Zodia Custody CEO Julian Sawyer said Standard Chartered’s planned full acquisition of the firm validates growing bank demand for digital asset custody technology. The deal is expected to bring Zodia Custody’s operations into Standard Chartered while a separate Zodia Solutions entity continues the software and infrastructure business.

What happened?

Zodia Custody CEO Julian Sawyer said Standard Chartered’s planned full acquisition of the firm validates growing bank demand for digital asset custody technology. The deal is expected to bring Zodia Custody’s operations into Standard Chartered while a separate Zodia Solutions entity continues the software and infrastructure business.

Why it matters

A separate company, Zodia Solutions, is expected to carry forward the software and infrastructure side of the business. According to the report, that entity will be backed by existing bank shareholders including Northern Trust, Emirates NBD and National Australia Bank.
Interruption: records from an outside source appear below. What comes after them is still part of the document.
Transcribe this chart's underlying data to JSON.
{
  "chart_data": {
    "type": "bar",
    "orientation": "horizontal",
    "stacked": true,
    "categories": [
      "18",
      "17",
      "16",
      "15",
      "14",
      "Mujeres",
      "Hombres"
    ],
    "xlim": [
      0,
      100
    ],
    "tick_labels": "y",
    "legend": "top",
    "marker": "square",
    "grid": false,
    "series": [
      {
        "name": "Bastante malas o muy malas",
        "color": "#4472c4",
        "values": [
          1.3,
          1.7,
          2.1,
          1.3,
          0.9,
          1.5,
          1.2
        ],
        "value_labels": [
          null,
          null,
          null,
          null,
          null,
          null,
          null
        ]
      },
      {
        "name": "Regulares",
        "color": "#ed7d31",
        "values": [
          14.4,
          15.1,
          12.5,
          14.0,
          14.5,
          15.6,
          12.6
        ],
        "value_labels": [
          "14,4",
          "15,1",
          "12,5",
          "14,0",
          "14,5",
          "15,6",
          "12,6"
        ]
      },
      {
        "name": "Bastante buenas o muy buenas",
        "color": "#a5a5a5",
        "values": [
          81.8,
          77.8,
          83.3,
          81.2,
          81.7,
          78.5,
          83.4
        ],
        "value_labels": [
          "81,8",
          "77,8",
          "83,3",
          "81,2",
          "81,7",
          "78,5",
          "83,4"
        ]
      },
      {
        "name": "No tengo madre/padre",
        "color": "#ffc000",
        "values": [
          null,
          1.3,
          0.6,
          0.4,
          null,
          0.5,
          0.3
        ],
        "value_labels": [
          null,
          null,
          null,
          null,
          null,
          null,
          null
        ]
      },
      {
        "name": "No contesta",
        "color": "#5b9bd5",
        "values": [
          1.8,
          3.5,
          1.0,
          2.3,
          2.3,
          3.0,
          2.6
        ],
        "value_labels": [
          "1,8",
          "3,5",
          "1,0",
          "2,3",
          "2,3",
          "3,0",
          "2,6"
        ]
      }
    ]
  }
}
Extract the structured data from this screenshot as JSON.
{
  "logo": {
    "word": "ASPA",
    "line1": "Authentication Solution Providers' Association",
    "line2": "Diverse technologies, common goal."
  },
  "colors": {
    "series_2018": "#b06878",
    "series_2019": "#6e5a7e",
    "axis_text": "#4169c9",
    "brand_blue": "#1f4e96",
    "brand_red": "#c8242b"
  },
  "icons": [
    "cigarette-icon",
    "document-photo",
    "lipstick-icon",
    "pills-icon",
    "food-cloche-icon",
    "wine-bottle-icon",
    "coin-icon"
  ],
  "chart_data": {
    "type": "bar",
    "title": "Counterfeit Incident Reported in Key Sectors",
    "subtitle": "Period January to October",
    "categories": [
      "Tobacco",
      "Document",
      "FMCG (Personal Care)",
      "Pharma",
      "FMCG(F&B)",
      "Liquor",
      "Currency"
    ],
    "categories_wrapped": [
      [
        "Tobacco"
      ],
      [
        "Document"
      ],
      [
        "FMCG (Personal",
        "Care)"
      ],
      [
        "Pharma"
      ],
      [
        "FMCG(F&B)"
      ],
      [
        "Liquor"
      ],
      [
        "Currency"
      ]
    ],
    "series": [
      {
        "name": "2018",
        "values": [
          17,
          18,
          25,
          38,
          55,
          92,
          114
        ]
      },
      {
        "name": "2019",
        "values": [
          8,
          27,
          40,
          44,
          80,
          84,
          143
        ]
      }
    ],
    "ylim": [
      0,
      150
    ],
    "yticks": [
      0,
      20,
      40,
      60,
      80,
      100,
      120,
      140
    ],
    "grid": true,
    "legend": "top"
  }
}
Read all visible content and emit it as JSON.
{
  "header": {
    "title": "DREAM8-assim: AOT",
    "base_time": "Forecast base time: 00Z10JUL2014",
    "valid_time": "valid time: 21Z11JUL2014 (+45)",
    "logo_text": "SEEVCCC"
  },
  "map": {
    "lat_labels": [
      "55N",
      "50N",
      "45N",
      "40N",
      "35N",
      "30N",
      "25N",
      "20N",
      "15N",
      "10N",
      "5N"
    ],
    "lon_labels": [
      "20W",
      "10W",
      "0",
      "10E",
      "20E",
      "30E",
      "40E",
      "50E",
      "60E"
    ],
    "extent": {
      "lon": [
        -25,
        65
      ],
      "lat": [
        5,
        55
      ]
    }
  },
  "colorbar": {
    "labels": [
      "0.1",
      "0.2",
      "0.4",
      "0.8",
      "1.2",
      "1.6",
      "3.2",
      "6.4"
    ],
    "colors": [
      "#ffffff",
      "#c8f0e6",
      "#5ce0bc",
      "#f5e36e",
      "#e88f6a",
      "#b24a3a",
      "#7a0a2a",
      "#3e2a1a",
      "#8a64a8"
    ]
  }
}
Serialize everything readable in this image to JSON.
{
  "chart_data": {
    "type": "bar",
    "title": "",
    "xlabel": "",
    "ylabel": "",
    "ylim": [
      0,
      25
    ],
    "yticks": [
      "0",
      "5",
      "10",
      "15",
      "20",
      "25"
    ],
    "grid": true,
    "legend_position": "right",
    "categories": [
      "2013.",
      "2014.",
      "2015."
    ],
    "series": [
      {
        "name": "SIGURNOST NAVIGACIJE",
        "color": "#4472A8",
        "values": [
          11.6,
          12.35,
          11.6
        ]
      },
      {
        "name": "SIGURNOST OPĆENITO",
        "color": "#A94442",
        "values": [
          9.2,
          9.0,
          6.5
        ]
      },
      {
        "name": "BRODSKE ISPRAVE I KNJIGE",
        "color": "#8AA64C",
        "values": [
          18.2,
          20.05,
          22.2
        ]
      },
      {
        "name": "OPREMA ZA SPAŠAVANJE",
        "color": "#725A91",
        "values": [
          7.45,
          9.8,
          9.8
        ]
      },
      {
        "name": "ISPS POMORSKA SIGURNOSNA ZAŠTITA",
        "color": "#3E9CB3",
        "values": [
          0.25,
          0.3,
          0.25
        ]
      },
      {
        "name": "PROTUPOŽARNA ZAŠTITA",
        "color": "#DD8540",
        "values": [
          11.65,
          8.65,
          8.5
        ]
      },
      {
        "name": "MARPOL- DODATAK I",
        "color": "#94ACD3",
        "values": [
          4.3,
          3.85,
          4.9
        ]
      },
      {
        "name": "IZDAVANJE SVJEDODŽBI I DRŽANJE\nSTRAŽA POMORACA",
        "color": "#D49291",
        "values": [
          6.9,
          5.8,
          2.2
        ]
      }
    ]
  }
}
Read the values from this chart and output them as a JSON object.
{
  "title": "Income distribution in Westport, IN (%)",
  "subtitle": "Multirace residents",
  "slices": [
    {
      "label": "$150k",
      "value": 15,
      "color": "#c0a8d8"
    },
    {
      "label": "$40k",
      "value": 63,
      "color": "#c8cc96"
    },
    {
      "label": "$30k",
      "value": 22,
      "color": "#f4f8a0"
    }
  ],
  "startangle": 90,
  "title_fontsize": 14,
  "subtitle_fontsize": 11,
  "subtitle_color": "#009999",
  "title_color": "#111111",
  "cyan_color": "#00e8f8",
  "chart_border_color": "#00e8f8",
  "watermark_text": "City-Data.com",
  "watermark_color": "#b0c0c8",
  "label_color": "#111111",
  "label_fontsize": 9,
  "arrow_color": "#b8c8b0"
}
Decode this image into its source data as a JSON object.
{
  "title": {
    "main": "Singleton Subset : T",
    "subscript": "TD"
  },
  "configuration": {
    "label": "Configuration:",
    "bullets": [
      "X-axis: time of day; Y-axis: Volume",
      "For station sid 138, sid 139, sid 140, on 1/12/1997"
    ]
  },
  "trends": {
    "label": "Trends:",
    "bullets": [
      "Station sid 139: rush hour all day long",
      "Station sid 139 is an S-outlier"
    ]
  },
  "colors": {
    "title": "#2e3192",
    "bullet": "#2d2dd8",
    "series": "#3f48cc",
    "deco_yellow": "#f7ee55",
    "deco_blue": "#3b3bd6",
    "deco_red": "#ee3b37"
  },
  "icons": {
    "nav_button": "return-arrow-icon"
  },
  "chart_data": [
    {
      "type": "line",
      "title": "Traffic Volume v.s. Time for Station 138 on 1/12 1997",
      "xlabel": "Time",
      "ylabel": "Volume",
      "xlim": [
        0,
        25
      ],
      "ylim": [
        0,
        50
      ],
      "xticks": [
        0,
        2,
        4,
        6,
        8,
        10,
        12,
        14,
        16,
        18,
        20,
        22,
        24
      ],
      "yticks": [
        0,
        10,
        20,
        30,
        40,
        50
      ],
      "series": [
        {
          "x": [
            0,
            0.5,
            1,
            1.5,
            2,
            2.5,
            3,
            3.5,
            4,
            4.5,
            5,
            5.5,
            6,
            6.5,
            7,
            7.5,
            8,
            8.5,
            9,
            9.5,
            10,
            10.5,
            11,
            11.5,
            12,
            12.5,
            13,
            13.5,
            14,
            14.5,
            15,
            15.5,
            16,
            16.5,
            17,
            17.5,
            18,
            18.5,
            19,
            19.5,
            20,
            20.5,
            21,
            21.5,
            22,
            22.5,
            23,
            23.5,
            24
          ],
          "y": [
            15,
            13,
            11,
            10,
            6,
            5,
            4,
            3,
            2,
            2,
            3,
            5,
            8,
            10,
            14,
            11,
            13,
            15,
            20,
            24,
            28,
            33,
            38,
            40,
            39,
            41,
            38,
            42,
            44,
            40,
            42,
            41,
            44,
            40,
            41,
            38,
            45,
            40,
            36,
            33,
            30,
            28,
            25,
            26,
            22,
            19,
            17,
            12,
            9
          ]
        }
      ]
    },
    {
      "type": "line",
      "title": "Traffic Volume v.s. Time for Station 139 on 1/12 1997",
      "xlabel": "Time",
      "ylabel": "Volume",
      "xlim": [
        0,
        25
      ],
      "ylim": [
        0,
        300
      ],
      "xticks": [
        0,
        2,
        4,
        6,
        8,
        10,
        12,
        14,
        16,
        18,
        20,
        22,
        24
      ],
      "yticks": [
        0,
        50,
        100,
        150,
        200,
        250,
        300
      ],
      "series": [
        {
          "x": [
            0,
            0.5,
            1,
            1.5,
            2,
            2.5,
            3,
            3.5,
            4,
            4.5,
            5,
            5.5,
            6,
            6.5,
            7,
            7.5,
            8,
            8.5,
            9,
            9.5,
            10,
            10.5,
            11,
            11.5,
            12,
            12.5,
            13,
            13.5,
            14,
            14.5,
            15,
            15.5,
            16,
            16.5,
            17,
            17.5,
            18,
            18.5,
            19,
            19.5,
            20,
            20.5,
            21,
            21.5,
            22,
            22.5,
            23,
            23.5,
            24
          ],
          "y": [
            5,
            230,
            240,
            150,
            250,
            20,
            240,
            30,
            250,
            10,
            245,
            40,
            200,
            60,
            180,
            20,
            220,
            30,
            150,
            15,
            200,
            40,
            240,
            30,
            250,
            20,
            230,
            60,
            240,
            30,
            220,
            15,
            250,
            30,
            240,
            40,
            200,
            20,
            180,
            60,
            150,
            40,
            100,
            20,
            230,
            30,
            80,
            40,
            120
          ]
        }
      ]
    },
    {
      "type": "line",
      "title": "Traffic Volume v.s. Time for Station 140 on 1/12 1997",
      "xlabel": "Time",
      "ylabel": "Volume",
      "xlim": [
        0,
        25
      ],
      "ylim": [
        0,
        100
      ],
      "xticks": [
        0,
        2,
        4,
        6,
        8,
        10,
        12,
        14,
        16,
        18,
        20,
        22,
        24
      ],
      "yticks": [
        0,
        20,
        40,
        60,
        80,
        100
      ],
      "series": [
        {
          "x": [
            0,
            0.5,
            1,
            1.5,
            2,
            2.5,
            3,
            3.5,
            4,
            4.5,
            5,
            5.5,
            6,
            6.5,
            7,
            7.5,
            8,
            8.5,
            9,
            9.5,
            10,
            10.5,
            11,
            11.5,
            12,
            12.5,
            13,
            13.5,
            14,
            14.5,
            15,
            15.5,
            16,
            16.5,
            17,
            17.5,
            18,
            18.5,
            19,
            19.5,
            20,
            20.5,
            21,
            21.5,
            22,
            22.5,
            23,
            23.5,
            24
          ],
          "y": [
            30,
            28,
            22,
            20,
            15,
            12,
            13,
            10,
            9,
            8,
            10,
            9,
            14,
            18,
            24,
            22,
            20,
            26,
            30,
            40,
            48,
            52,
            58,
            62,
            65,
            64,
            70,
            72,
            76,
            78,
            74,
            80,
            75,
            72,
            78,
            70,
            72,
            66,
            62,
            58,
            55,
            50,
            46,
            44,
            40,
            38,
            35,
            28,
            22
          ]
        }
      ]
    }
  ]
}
Standard Chartered is moving toward a full acquisition of Zodia Custody, with CEO Julian Sawyer saying the deal is on track to target signing at the end of June and completion by the end of August. Sawyer told CoinDesk that the transaction would fold Zodia Custody’s digital custody operations into the bank, while the Zodia Custody brand is expected to disappear over the medium term.

The development matters because it points to a broader shift in institutional crypto: major banks are looking beyond experiments and toward established digital asset infrastructure. Sawyer framed the deal as validation for the sector, arguing that banks will need trusted technology to hold digital assets as tokenization and stablecoin payments become larger parts of financial services.

Under the acquisition plan, Standard Chartered’s existing digital custody businesses in Dubai, Luxembourg and Hong Kong would merge with Zodia Custody and operate under the Standard Chartered brand. Sawyer declined to disclose the purchase amount or valuation.

A separate company, Zodia Solutions, is expected to carry forward the software and infrastructure side of the business. According to the report, that entity will be backed by existing bank shareholders including Northern Trust, Emirates NBD and National Australia Bank.

Sawyer also pointed to uneven but accelerating regulatory development across global markets. He cited progress in Asia and Singapore, along with new rules in Hong Kong and Abu Dhabi, and said the crypto industry is moving closer to banking because compliance requirements such as KYC and AML are becoming central to institutional adoption.